By Michael Hurley, CBS Boston

BOSTON (CBS) — After beating the Jets on Sunday afternoon to complete the sixth 13-win season of his career, Tom Brady was not much in the mood for self-analysis.

“I mean, football’s a team sport,” Brady said when asked to evaluate his own play. “We’re 13-3, so that’s the best in the AFC. That’s what we’re playing for, and that’s all that really matters.”

That’s true, and Brady mostly only cares about winning Super Bowls.

But there is one quest on which Brady came up just a hair short: putting together the greatest season by a 40-year-old quarterback in NFL history.

It was, admittedly, a close shave, and we’ll dive into the particulars shortly. But a December slowdown put the unofficial title just out of reach for Brady.

The only real competitor for Brady in this department was Brett Favre, who in 2009 quarterbacked the Vikings to a 12-4 record and an NFC Championship Game appearance. Peyton Manning was retired at 40. Joe Montana faded away from the NFL at age 38, as were Dan Marino, John Elway and Steve Young. Few quarterbacks have even made it to 40, and those who have typically played poorly.

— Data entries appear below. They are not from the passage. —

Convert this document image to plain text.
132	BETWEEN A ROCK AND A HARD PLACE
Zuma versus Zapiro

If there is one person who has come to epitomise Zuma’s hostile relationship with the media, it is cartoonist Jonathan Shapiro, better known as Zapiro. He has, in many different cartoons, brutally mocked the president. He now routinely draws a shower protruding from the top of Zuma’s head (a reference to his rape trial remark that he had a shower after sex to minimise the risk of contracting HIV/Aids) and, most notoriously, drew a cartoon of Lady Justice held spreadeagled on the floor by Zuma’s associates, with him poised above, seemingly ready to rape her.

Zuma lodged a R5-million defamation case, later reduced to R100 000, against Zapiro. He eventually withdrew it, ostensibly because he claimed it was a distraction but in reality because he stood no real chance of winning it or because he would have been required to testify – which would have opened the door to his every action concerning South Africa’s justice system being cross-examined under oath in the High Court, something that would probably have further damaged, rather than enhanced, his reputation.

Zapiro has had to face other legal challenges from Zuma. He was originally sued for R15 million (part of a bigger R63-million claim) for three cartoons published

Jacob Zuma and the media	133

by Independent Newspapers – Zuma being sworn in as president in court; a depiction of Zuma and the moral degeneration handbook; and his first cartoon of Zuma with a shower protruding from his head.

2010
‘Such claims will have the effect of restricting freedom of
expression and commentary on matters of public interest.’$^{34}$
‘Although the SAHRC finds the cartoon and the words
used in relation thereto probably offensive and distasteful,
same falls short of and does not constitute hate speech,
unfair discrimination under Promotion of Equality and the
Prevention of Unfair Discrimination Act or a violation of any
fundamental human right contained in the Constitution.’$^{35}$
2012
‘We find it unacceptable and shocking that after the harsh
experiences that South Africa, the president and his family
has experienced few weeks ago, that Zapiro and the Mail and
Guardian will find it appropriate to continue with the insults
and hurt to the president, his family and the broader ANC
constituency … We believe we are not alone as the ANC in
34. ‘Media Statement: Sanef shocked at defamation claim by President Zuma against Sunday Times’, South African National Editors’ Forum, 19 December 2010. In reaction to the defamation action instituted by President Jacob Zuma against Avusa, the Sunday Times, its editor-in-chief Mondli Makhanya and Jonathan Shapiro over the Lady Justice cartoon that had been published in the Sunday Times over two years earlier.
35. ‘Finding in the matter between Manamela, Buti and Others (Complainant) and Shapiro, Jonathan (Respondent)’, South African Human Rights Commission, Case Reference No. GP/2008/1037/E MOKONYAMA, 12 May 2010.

But not Brady in 2017, and not Favre in 2009. Here’s how the stats compare, with the regular season now completed.

Brett Favre, 2009
363-for-531 (68.4 percent)
4,202 yards (7.91 yards per attempt)
33 TDs, 7 INTs
107.2 passer rating
12-4 record

Tom Brady, 2017
385-for-581 (66.3 percent)
4,577 yards (7.88 yards per attempt)
32 TDs, 8 INTs
102.8 passer rating
13-3 record

Now, you could twist an argument that says Brady was better on account of the yardage total and the win-loss record. But Favre had the edge in completion percentage, yards per attempt, and passer rating, all while throwing one more touchdown and one fewer interception.

If you were to argue for Brady, you’d quickly point out two things: he’s going to win the MVP award, and he led the league in passing yards. Favre can claim neither accomplishment; Favre finished fourth in MVP voting and ninth in passing yards. Favre threw 568 fewer yards than Matt Schaub, which really puts a stain on the whole season.

At this point, we might as well compare rankings, too.

NFL RANKINGS: Tom Brady, 2017
Yards: 1st
Yards/Attempt: 5th
TDs: 3rd
Passer Rating: 3rd

NFL RANKINGS: Brett Favre, 2009
Yards: 9th
Yards/Attempt: 8th
TDs: T-2nd
Passer Rating: 2nd

Among contemporaries, Brady was better in 2017 than Favre was in 2009.

But from a raw statistical standpoint, Favre gets the title.

By the Patriots’ measure (in stats they’ve distributed throughout the year), Brady might actually have the title. That’s because Favre technically didn’t turn 40 years old until Oct. 10, 2009, a birthday which came after Favre had thrown for 837 yards and eight touchdowns.

Using that standard, Brady’s 32-to-8 TD-to-INT ratio could be considered more impressive than Favre’s 25-to-6 ratio. That’s also really analyzing stats at an extreme level.

Really, Favre was 40 years old for most of the 2009 season, and considering the life he led and the way he played the game, his body might have been much more like that of a 50-year-old when he put forth that incredible 2009 performance. The ol’ gunslinger wins this one — albeit narrowly — against the pliable man who refuses to touch strawberries or tomatoes.

While postseason stats, for whatever reason, are often overlooked in such discussions and comparisons, it’s worth taking a look at Favre’s stats in two playoff games that year to provide another benchmark for Brady.

In two playoff games in 2009, Favre completed 43 of 70 passes (61.4 percent) for 544 yards, five touchdowns and two interceptions. That run ended in disaster for Favre, who threw an interception deep in New Orleans territory when the Vikings were in position for a game-winning field goal. It was his second interception of the game. The Saints won in overtime.

All of those playoff numbers are within reach for Brady, who threw for 1,135 yards, seven touchdowns and three interceptions in three postseason games last year. Ergo, this is a discussion that warrants another look once the Patriots’ season comes to an end. Ultimately, if Brady can lift the Lombardi over his head in early February, he’ll almost certainly have done enough to wrest the unofficial title away from Favre.

And when it comes to looking forward, simply by virtue of staying healthy and producing at a reasonable rate, Brady can easily secure the title of best season by a 41-year-old, and a 42-year-old and so forth for as long as he intends to play. There, he faces essentially zero competition as he embarks on uncharted territory for NFL quarterbacks.